In die schönen Räume hochdienen

Raumvergabe an Universitäten – das ist an fast allen mir bekannten Unis ein echtes Problem: Zum Kern des Problems könnte gehören, dass viele hier ein Eldorado für geheime Absprachen oder verborgene Regeln erahnen oder vermuten. Aber das stimmt natürlich nicht. Klaus Arnold von der Uni Trier stellt (in einem Artikel in der duz) klar: „Die Planung erfolgt nach rationalen Kriterien, und alle Dozenten haben die gleiche Chance auf ihre Wunschräume und Wunschtermine. Los geht es mit der Zeitplanung der einzelnen Studiengänge. Jeder gibt erst einmal an, wann er denn gerne seine Kurse halten will. Aber schon bald tauchen die ersten Probleme auf: ´Nein, Herr Kollege, der Dienstagnachmittag, das tut mir leid, das geht wirklich nicht, das ist schon seit vielen Jahren mein Vorlesungstermin.´ Also kein Dienstagnachmittag, dann vielleicht Mittwochnachmittag. ´Nein, Herr Kollege, der Mittwochnachmittag muss freigehalten werden, da sind doch die Gremien.´ Wie konnte ich das vergessen, an fast jeder Uni ist der Mittwochnachmittag streng geschützt für das kollektive Sitzfleisch-Training. Da finden die Institutskonferenzen statt, es tagen die Fachbereiche, der Bologna-Arbeitskreis, die Projektgruppe Internationalisierungs-Audit, der Prüfungsausschuss und nicht zuletzt die Campus-Verschönerungskommission.
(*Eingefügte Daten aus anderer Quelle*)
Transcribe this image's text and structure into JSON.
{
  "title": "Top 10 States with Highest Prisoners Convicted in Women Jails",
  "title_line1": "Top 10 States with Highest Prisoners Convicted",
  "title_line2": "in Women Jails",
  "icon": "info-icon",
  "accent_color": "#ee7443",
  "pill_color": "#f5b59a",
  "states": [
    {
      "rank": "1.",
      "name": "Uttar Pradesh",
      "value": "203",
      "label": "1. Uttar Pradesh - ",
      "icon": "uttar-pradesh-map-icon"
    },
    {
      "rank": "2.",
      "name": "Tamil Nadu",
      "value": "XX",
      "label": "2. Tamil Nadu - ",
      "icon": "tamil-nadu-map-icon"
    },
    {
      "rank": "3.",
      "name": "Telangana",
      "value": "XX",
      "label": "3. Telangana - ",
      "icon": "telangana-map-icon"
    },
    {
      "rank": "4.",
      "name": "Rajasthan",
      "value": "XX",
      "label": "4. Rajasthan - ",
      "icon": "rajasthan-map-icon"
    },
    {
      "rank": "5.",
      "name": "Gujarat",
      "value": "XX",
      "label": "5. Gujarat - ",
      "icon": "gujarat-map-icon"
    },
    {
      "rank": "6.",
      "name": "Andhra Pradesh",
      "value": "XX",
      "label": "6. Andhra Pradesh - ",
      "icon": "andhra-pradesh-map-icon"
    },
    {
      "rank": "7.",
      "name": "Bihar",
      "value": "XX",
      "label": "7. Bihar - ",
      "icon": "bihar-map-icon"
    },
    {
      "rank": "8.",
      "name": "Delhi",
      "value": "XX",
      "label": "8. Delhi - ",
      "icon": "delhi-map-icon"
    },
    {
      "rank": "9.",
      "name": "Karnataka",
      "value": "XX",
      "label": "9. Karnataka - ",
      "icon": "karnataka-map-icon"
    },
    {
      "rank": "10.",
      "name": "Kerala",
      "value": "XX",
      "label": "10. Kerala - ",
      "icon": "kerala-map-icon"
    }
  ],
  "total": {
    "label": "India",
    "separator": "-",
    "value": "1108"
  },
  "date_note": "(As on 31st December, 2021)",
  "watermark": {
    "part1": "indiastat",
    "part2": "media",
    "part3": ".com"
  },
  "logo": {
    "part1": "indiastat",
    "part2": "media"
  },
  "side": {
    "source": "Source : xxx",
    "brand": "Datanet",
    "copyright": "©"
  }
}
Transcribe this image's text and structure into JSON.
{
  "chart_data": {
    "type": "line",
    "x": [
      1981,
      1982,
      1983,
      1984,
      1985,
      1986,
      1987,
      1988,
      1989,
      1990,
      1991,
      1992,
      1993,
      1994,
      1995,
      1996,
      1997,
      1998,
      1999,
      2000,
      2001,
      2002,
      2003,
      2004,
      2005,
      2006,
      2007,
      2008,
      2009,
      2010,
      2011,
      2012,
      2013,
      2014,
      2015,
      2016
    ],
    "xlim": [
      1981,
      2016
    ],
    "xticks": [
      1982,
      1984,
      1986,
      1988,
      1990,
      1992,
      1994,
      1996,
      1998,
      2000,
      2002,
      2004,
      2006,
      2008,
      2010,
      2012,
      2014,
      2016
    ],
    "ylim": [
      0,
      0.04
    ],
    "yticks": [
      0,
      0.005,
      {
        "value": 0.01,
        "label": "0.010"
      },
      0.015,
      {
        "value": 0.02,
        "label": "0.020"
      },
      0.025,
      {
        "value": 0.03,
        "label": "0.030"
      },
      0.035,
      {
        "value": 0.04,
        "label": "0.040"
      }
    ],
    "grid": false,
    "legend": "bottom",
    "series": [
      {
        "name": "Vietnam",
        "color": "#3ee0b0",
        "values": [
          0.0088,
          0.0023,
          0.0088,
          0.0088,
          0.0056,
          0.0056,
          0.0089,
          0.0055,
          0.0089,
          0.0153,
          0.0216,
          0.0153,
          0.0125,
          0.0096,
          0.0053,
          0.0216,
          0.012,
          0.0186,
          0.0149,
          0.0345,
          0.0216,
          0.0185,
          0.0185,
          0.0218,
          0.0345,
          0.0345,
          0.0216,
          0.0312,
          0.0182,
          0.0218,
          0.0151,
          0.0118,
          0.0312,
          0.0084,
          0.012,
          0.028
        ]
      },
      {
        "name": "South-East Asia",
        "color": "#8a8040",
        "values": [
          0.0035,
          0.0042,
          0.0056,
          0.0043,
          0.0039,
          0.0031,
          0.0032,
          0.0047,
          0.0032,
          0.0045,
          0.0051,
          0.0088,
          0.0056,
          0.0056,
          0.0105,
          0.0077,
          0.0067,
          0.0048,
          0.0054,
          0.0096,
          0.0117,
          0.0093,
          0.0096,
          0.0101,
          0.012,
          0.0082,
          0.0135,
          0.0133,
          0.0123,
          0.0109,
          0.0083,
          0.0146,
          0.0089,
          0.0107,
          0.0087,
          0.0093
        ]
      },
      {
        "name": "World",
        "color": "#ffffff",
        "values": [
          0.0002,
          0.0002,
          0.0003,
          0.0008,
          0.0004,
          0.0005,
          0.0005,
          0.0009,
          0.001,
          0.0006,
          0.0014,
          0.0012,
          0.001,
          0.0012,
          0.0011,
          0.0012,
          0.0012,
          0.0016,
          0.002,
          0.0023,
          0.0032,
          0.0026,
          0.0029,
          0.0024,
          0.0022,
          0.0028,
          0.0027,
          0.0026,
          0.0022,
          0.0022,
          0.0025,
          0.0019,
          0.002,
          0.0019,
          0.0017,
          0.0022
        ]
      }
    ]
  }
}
Nun gut, dann der Freitagnachmittag, da sind die meisten Studierenden zwar schon ins Wochenende gestartet, aber wenn es nicht anders geht. ´Nein, Herr Kollege, da finden die Blockseminare statt – Sie bekommen jetzt den Montagnachmittag für die Vorlesung und für Ihre anderen Kurse haben wir Ihnen den 7-Uhr-Slot zugeteilt. Sie haben ja kleine Kinder, da müssen Sie doch sowieso früh raus.´“

Wenn man also weit neben seinen Wunschterminen regelmäßig in alten und muffigen Seminarräumen sitzt, während andere in renovierten High-Tech-Zimmern residieren, kann einen der Glaube an eine gerechte, auch noch durch die Technik fair gestaltete Raumvergabe schon mal verlassen. Und dann kommen die Zweifel und Fragen wie sie Klaus Arnold stellt: „Hat das Programm mit seinem Zufallsgenerator wirklich alles in der Hand oder nicht vielleicht doch die Menschen in der Verwaltung, die das Ganze steuern? Na klar – auf das Beziehungsmanagement kommt es an! Ich schicke am besten der Dame aus der Raumvergabe so als kleine Aufmerksamkeit …? Oder muss man das Problem eher technisch angehen und sich irgendwie in das Programm hacken? Auffällig ist es schon, dass die Informatiker all ihre Veranstaltungen im strahlendweißen neuen Hörsaalgebäude haben. Vielleicht gilt auch das Senioritätsprinzip und der junge Dozent muss sich erst über lange Uni-Jahre mit vielen Vorlesungen und Seminaren in die schönen Räume hochdienen? Oder hängt es an den eingeworbenen Drittmitteln? Oder stehe ich auf der roten Liste des Präsidenten, weil ich den Dies Academicus geschwänzt habe?“ Das mag man jetzt für übertrieben halten, aber mal ehrlich: Wer hat sich das (auch jenseits der Raumvergabe) nicht auch schon mal gedacht, dann über seinen eigenen Verfolgungswahn gelacht und am Ende doch das seltsames Gefühl zurückbehalten, irgendeinen geheimen, aber wichtigen Mechanismus nicht erkannt und angewandt zu haben?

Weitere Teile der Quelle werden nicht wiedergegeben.